The company, which made its name with the open source Java 2 Enterprise Edition (J2EE) application server, plans to unveil the JBoss Network for customers of its fledgling JBoss Enterprise Server Middleware System (JEMS).

The JBoss Network’s goal is to simplify the task of keeping JEMS installations that run in distributed environments concurrent with latest updates and patches available from JBoss. The network provides a knowledge base and download service.

One problem with JBoss is that because it is essentially free, customers download multiple copies across a wide area but then face the problem of keeping different versions of their software up-to-date and secure.
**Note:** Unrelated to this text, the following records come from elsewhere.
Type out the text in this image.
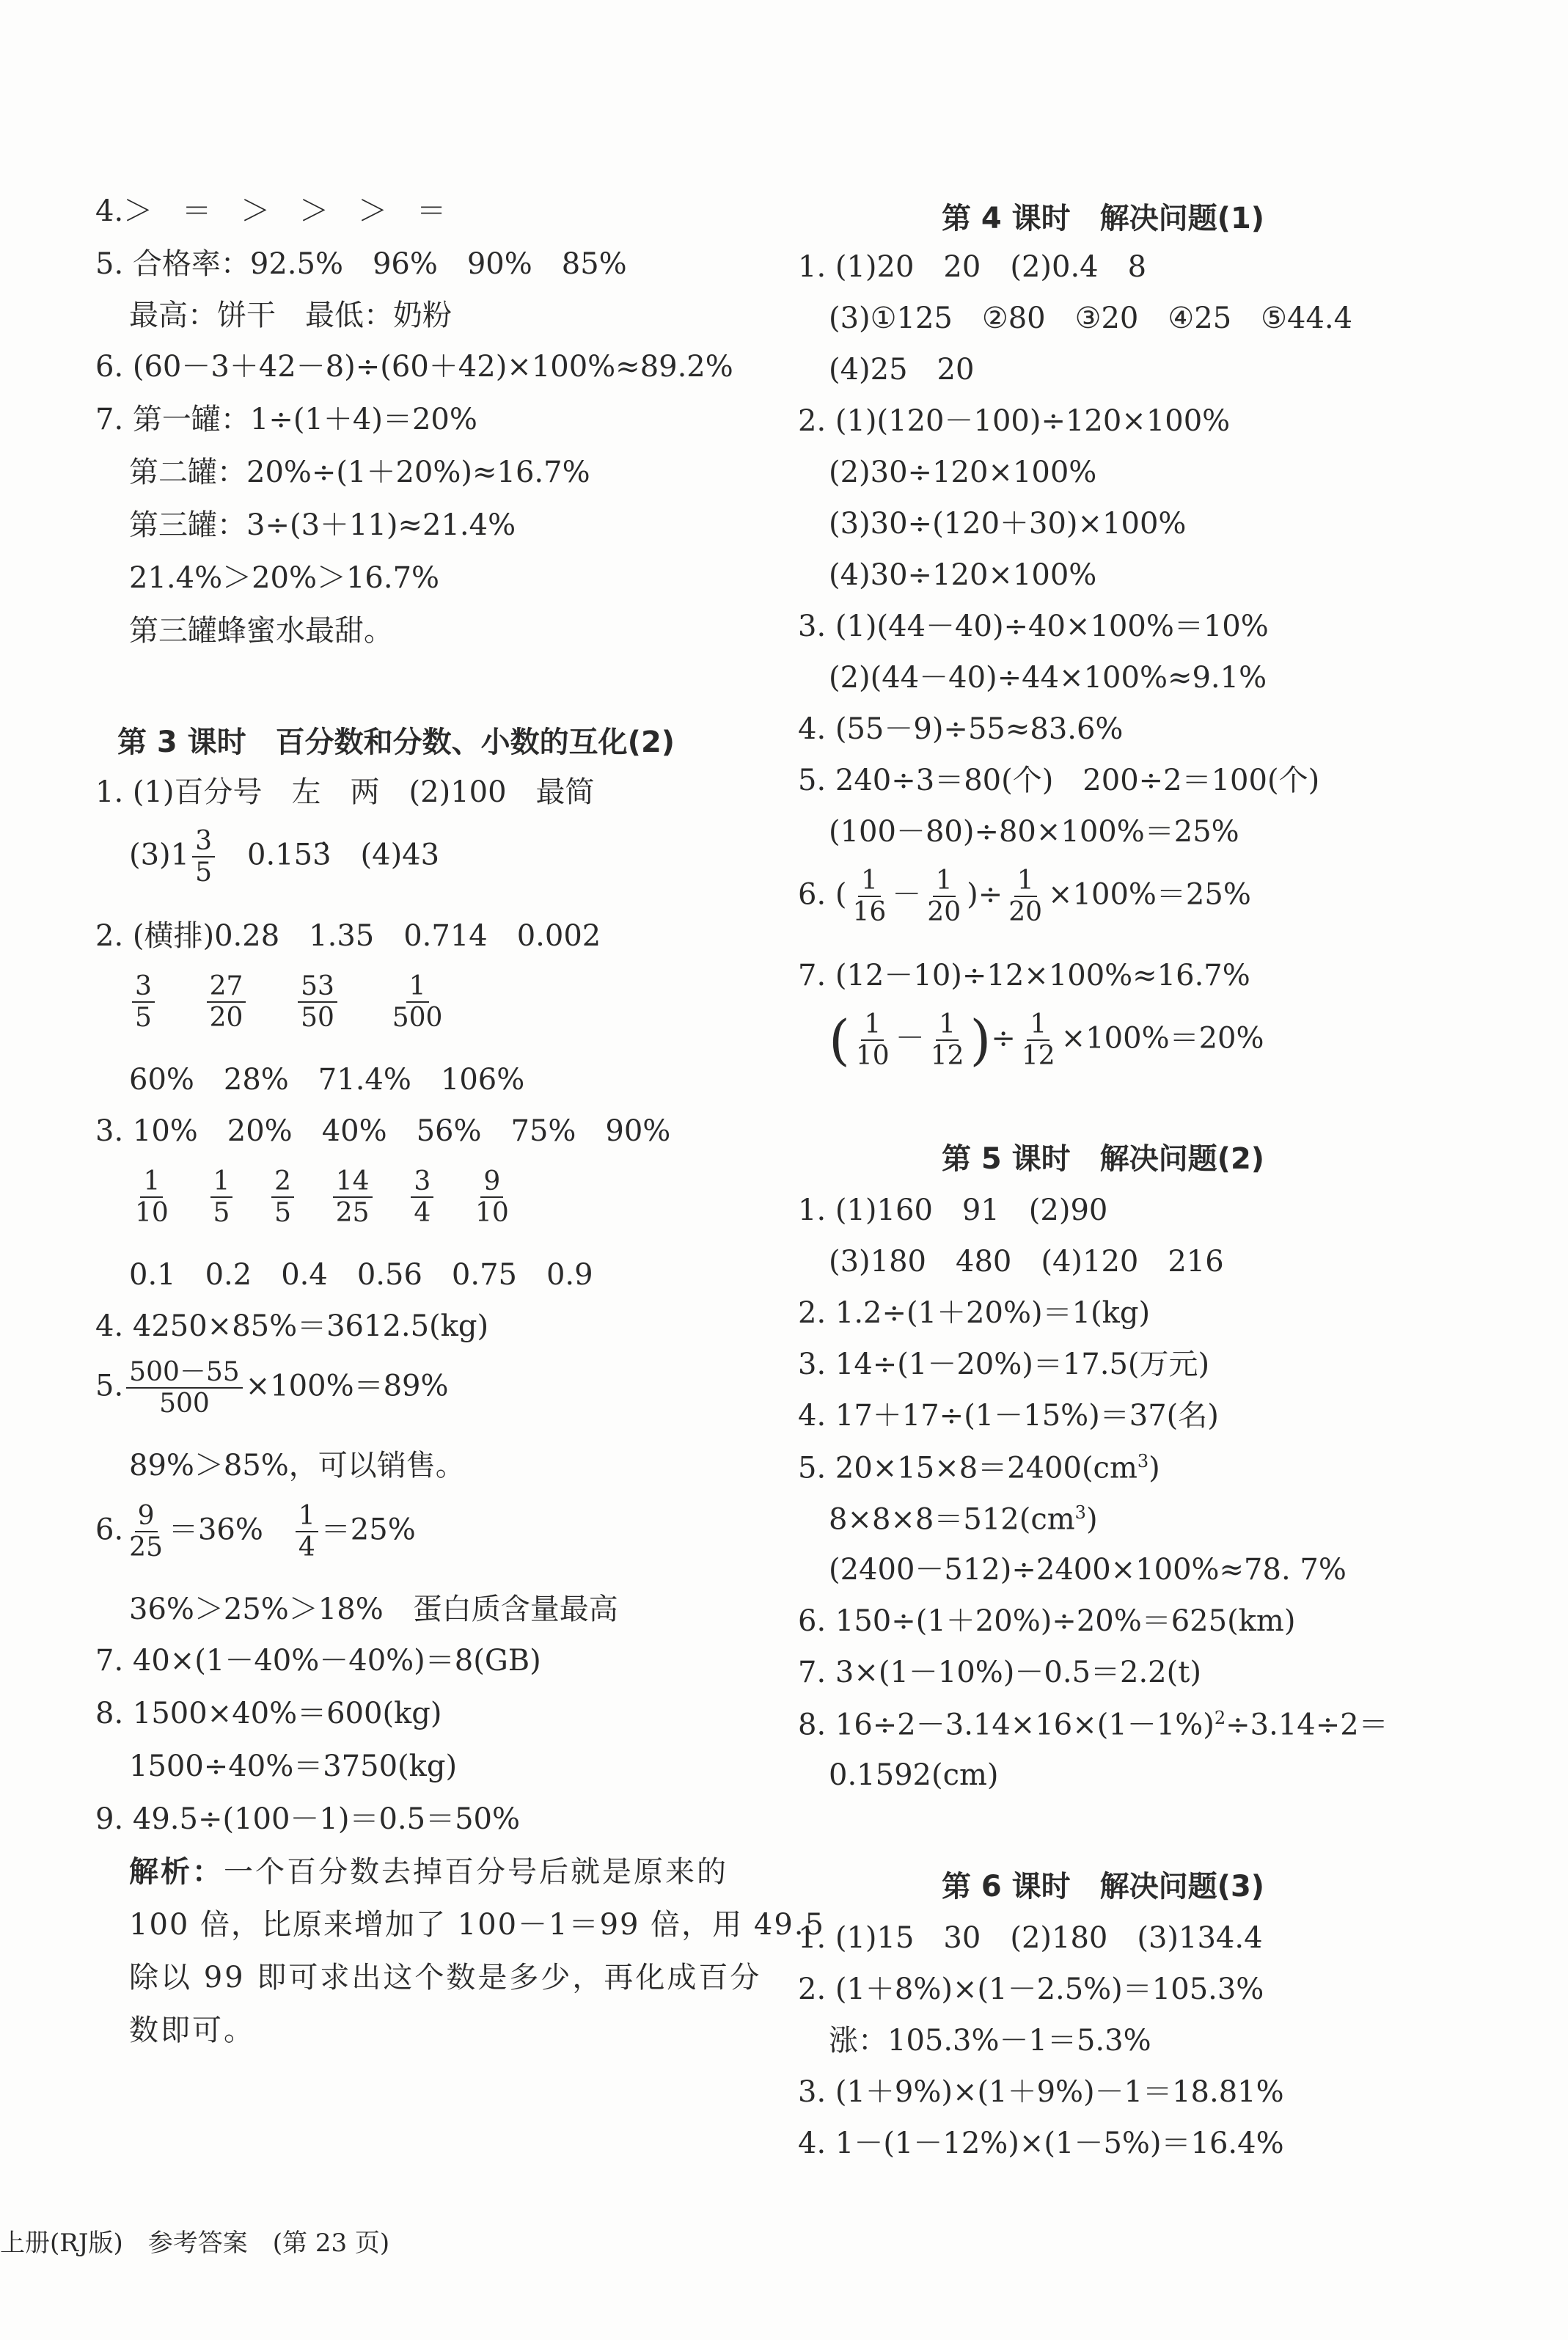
4.＞　＝　＞　＞　＞　＝
5. 合格率：92.5%　96%　90%　85%
最高：饼干　最低：奶粉
6. (60－3＋42－8)÷(60＋42)×100%≈89.2%
7. 第一罐：1÷(1＋4)＝20%
第二罐：20%÷(1＋20%)≈16.7%
第三罐：3÷(3＋11)≈21.4%
21.4%＞20%＞16.7%
第三罐蜂蜜水最甜。
第 3 课时　百分数和分数、小数的互化(2)
1. (1)百分号　左　两　(2)100　最简
$(3)1 \frac{3}{5}$ 　0.153̇　(4)43
2. (横排)0.28　1.35　0.714　0.002
$\frac{3}{5}$
$\frac{27}{20}$
$\frac{53}{50}$
$\frac{1}{500}$
60%　28%　71.4%　106%
3. 10%　20%　40%　56%　75%　90%
$\frac{1}{10}$
$\frac{1}{5}$
$\frac{2}{5}$
$\frac{14}{25}$
$\frac{3}{4}$
$\frac{9}{10}$
0.1　0.2　0.4　0.56　0.75　0.9
4. 4250×85%＝3612.5(kg)
5. $\frac{500-55}{500} \times 100\%=89\%$
89%＞85%，可以销售。
6. $\frac{9}{25} =36\% \frac{1}{4} =25\%$
36%＞25%＞18%　蛋白质含量最高
7. 40×(1－40%－40%)＝8(GB)
8. 1500×40%＝600(kg)
1500÷40%＝3750(kg)
9. 49.5÷(100－1)＝0.5＝50%
解析：一个百分数去掉百分号后就是原来的
100 倍，比原来增加了 100－1＝99 倍，用 49.5
除以 99 即可求出这个数是多少，再化成百分
数即可。
第 4 课时　解决问题(1)
1. (1)20　20　(2)0.4　8
(3)①125　②80　③20　④25　⑤44.4
(4)25　20
2. (1)(120－100)÷120×100%
(2)30÷120×100%
(3)30÷(120＋30)×100%
(4)30÷120×100%
3. (1)(44－40)÷40×100%＝10%
(2)(44－40)÷44×100%≈9.1%
4. (55－9)÷55≈83.6%
5. 240÷3＝80(个)　200÷2＝100(个)
(100－80)÷80×100%＝25%
6. ( $\frac{1}{16} - \frac{1}{20}$ )÷ $\frac{1}{20} \times 100\%=25\%$
7. (12－10)÷12×100%≈16.7%
( $\frac{1}{10} - \frac{1}{12}$ )÷ $\frac{1}{12} \times 100\%=20\%$
第 5 课时　解决问题(2)
1. (1)160　91　(2)90
(3)180　480　(4)120　216
2. 1.2÷(1＋20%)＝1(kg)
3. 14÷(1－20%)＝17.5(万元)
4. 17＋17÷(1－15%)＝37(名)
5. $20\times 15\times 8=2400(cm^3)$
$8\times 8\times 8=512(cm^3)$
(2400－512)÷2400×100%≈78. 7%
6. 150÷(1＋20%)÷20%＝625(km)
7. 3×(1－10%)－0.5＝2.2(t)
8. $16\div 2-3.14\times 16\times(1-1\%)^2\div 3.14\div 2=$
0.1592(cm)
第 6 课时　解决问题(3)
1. (1)15　30　(2)180　(3)134.4
2. (1＋8%)×(1－2.5%)＝105.3%
涨：105.3%－1＝5.3%
3. (1＋9%)×(1＋9%)－1＝18.81%
4. 1－(1－12%)×(1－5%)＝16.4%
上册(RJ版)　参考答案　(第 23 页)
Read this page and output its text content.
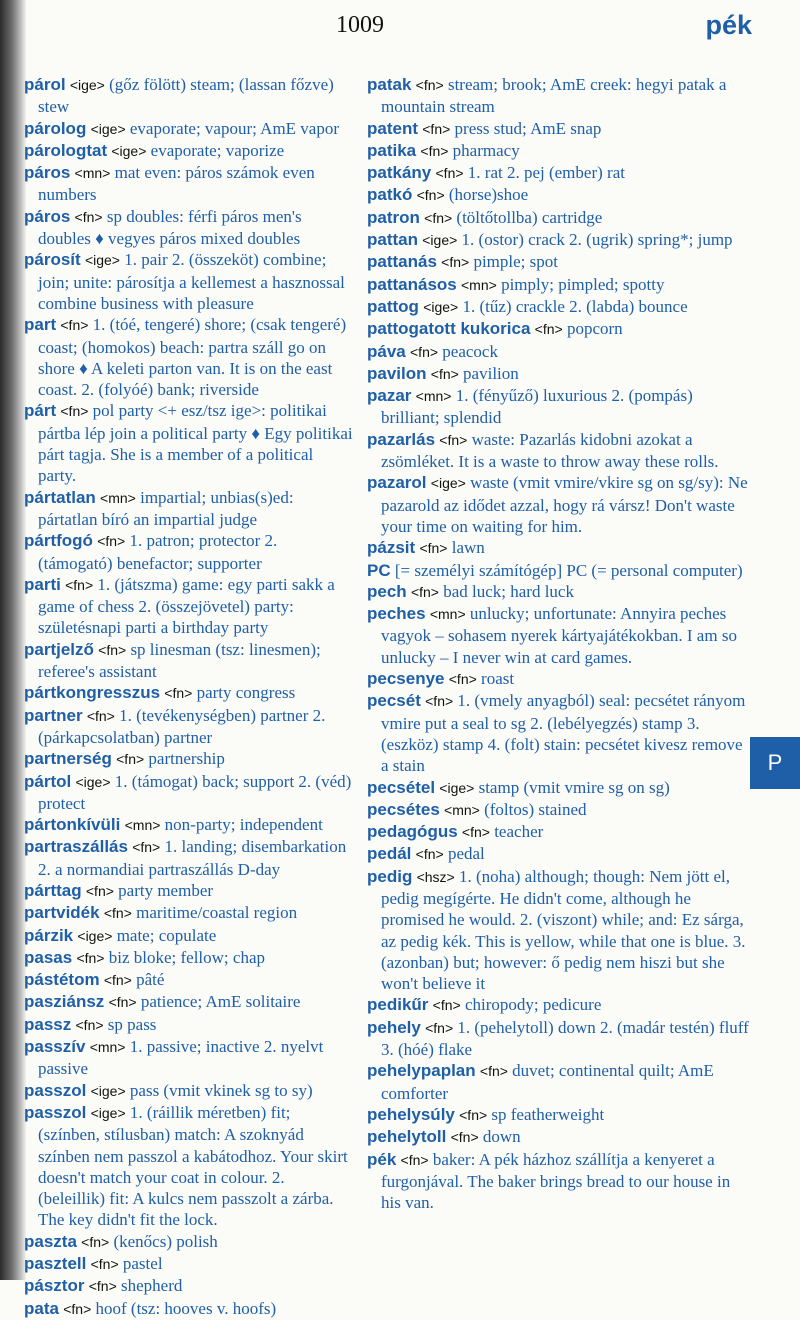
1009	pék
párol <ige> (gőz fölött) steam; (lassan főzve) stew
párolog <ige> evaporate; vapour; AmE vapor
párologtat <ige> evaporate; vaporize
páros <mn> mat even: páros számok even numbers
páros <fn> sp doubles: férfi páros men's doubles ♦ vegyes páros mixed doubles
párosít <ige> 1. pair 2. (összeköt) combine; join; unite: párosítja a kellemest a hasznossal combine business with pleasure
part <fn> 1. (tóé, tengeré) shore; (csak tengeré) coast; (homokos) beach: partra száll go on shore ♦ A keleti parton van. It is on the east coast. 2. (folyóé) bank; riverside
párt <fn> pol party <+ esz/tsz ige>: politikai pártba lép join a political party ♦ Egy politikai párt tagja. She is a member of a political party.
pártatlan <mn> impartial; unbias(s)ed: pártatlan bíró an impartial judge
pártfogó <fn> 1. patron; protector 2. (támogató) benefactor; supporter
parti <fn> 1. (játszma) game: egy parti sakk a game of chess 2. (összejövetel) party: születésnapi parti a birthday party
partjelző <fn> sp linesman (tsz: linesmen); referee's assistant
pártkongresszus <fn> party congress
partner <fn> 1. (tevékenységben) partner 2. (párkapcsolatban) partner
partnerség <fn> partnership
pártol <ige> 1. (támogat) back; support 2. (véd) protect
pártonkívüli <mn> non-party; independent
partraszállás <fn> 1. landing; disembarkation 2. a normandiai partraszállás D-day
párttag <fn> party member
partvidék <fn> maritime/coastal region
párzik <ige> mate; copulate
pasas <fn> biz bloke; fellow; chap
pástétom <fn> pâté
pasziánsz <fn> patience; AmE solitaire
passz <fn> sp pass
passzív <mn> 1. passive; inactive 2. nyelvt passive
passzol <ige> pass (vmit vkinek sg to sy)
passzol <ige> 1. (ráillik méretben) fit; (színben, stílusban) match: A szoknyád színben nem passzol a kabátodhoz. Your skirt doesn't match your coat in colour. 2. (beleillik) fit: A kulcs nem passzolt a zárba. The key didn't fit the lock.
paszta <fn> (kenőcs) polish
pasztell <fn> pastel
pásztor <fn> shepherd
pata <fn> hoof (tsz: hooves v. hoofs)
patak <fn> stream; brook; AmE creek: hegyi patak a mountain stream
patent <fn> press stud; AmE snap
patika <fn> pharmacy
patkány <fn> 1. rat 2. pej (ember) rat
patkó <fn> (horse)shoe
patron <fn> (töltőtollba) cartridge
pattan <ige> 1. (ostor) crack 2. (ugrik) spring*; jump
pattanás <fn> pimple; spot
pattanásos <mn> pimply; pimpled; spotty
pattog <ige> 1. (tűz) crackle 2. (labda) bounce
pattogatott kukorica <fn> popcorn
páva <fn> peacock
pavilon <fn> pavilion
pazar <mn> 1. (fényűző) luxurious 2. (pompás) brilliant; splendid
pazarlás <fn> waste: Pazarlás kidobni azokat a zsömléket. It is a waste to throw away these rolls.
pazarol <ige> waste (vmit vmire/vkire sg on sg/sy): Ne pazarold az idődet azzal, hogy rá vársz! Don't waste your time on waiting for him.
pázsit <fn> lawn
PC [= személyi számítógép] PC (= personal computer)
pech <fn> bad luck; hard luck
peches <mn> unlucky; unfortunate: Annyira peches vagyok – sohasem nyerek kártyajátékokban. I am so unlucky – I never win at card games.
pecsenye <fn> roast
pecsét <fn> 1. (vmely anyagból) seal: pecsétet rányom vmire put a seal to sg 2. (lebélyegzés) stamp 3. (eszköz) stamp 4. (folt) stain: pecsétet kivesz remove a stain
pecsétel <ige> stamp (vmit vmire sg on sg)
pecsétes <mn> (foltos) stained
pedagógus <fn> teacher
pedál <fn> pedal
pedig <hsz> 1. (noha) although; though: Nem jött el, pedig megígérte. He didn't come, although he promised he would. 2. (viszont) while; and: Ez sárga, az pedig kék. This is yellow, while that one is blue. 3. (azonban) but; however: ő pedig nem hiszi but she won't believe it
pedikűr <fn> chiropody; pedicure
pehely <fn> 1. (pehelytoll) down 2. (madár testén) fluff 3. (hóé) flake
pehelypaplan <fn> duvet; continental quilt; AmE comforter
pehelysúly <fn> sp featherweight
pehelytoll <fn> down
pék <fn> baker: A pék házhoz szállítja a kenyeret a furgonjával. The baker brings bread to our house in his van.
P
JEMS is a diverse stack that consists of the applications server, Hibernate Java persistence and query service, jBPM business process management engine, JBoss Cache, portal, integrated development environment, Tomcat technologies, version 1.0 of JBoss’ Aspect Oriented framework and JBoss MicroContainer.

JBoss is a very fast moving code base, JBoss chairman and chief executive Marc Fleury told ComputerWire. We will make a patch available on the network to subscribing customers. The network is available to subscribers of JBoss’ support services, which starts at $10,000.

Fleury called the JBoss Network the center piece to the company’s future services offerings.

Also being launched at the company’s JBoss World, in Atlanta, Georgia, this week, is the JBoss Federation. The Federation, will see JBoss make its project development infrastructure available to individuals and organizations eager to start their own open source middleware projects, but reluctant to go it alone.

The JBoss Federation will provide project management, code checking, wikis, forums and management for open source projects. JBoss believes the Federation will help advance its own mission to build professional open source, with technologies developed through the Federation distributed with JEMS.

Fleury said by opening up JBoss’ infrastructure, JBoss could help provide the processes needed to help shepherd projects through to their conclusion. We don’t want a SourceForge with 8,000 projects not moving. We want enterprise open source, professional open source. This is a generalization of our model. Fleury said.

JBoss is also expected to use its conference to release the latest version of Hibernate. Version 3.0 has been optimized for data-intensive applications, with filtering support for temporal and permissioned data, statistics reporting and monitoring, and support for the Enterprise Java Bean (EJB) 3.0 specification currently working through Sun Microsystems Inc’s Java Community Process (JCP).